In both, she balances Bartók’s sweeping lyricism and muscular acrobatics with aplomb. There’s immense strength – both of the physical and interpretive variety – in her readings, but also a winning degree of vulnerability, as the second theme of the first Rhapsody’s “Lassú” movement and the Scotch snaps of the second’s “Friss” demonstrate. In a word, everything sings, often powerfully and never brusquely.

Einvind Aadland leads the WDR Sinfonieorchester-Köln in accompaniments of spirit and color, the twanging cimbalom proving almost as much a highlight of the first Rhapsody as Skride’s brilliant performance of her part.

Skride’s reading of the Concerto is characteristically bold and grand.

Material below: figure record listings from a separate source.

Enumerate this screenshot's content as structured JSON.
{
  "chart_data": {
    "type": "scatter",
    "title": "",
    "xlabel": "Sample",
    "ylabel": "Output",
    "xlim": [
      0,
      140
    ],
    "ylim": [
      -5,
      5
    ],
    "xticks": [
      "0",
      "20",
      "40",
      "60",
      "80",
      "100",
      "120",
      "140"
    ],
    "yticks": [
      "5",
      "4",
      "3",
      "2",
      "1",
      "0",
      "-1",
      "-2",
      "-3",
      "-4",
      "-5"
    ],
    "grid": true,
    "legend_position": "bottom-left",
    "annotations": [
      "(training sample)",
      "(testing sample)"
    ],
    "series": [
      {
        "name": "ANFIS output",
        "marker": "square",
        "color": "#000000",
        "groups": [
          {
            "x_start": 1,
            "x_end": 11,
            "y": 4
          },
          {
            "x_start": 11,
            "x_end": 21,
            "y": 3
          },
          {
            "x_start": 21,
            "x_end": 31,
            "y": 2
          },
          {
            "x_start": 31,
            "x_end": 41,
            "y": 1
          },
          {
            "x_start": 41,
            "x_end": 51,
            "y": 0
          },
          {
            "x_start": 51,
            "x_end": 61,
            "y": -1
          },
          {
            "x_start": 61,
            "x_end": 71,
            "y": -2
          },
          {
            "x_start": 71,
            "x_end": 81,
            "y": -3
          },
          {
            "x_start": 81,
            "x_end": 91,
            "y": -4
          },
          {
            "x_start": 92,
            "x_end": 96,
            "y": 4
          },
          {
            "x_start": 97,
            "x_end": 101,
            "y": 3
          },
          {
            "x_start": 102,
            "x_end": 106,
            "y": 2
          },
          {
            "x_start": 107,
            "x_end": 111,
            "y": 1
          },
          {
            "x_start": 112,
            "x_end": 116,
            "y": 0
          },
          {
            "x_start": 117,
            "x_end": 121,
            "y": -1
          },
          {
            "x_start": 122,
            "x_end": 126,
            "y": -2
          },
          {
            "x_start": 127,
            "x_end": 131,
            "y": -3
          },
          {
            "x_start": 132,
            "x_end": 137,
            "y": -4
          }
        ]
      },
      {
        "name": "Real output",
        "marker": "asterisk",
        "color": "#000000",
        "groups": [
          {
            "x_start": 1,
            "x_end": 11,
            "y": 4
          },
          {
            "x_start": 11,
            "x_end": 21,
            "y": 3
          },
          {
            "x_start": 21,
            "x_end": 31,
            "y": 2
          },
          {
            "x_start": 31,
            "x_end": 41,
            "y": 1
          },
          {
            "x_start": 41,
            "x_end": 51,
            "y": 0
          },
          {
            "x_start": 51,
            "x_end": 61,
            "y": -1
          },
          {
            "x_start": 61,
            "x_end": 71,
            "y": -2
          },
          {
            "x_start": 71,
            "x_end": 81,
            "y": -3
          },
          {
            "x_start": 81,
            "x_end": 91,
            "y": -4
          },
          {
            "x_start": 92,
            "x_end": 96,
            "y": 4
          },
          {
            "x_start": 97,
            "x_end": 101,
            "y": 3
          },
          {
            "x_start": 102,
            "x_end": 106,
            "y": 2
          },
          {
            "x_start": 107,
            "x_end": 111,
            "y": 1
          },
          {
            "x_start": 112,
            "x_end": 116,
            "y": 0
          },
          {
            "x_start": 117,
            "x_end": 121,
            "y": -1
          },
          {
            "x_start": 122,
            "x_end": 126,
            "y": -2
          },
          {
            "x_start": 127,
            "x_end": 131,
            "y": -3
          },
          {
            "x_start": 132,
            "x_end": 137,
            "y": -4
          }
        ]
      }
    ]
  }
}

The outer movements are fervent and gritty, while the central variations are played with beguiling elegance and not a hint of sentimentality.

As in the Rhapsodies, Aadland leads his band in readings of sweeping energy, grandeur, and tone. Indeed, these are orchestral performances of real subtlety and nuance: just listen to the ravishing sonorities the conductor draws out in the Concerto’s middle movement (or the clarinet licks around the finale’s central part) for a sense of what I mean. No matter how cluttered or busy the score’s textures become, these are performances that want nothing for direction or purpose. All around, then, a terrific release.


Jonathan Blumhofer is a composer and violist who has been active in the greater Boston area since 2004. His music has received numerous awards and been performed by various ensembles, including the American Composers Orchestra, Kiev Philharmonic, Camerata Chicago, Xanthos Ensemble, and Juventas New Music Group. Since receiving his doctorate from Boston University in 2010, Jon has taught at Clark University, Worcester Polytechnic Institute, and online for the University of Phoenix, in addition to writing music criticism for the Worcester Telegram & Gazette.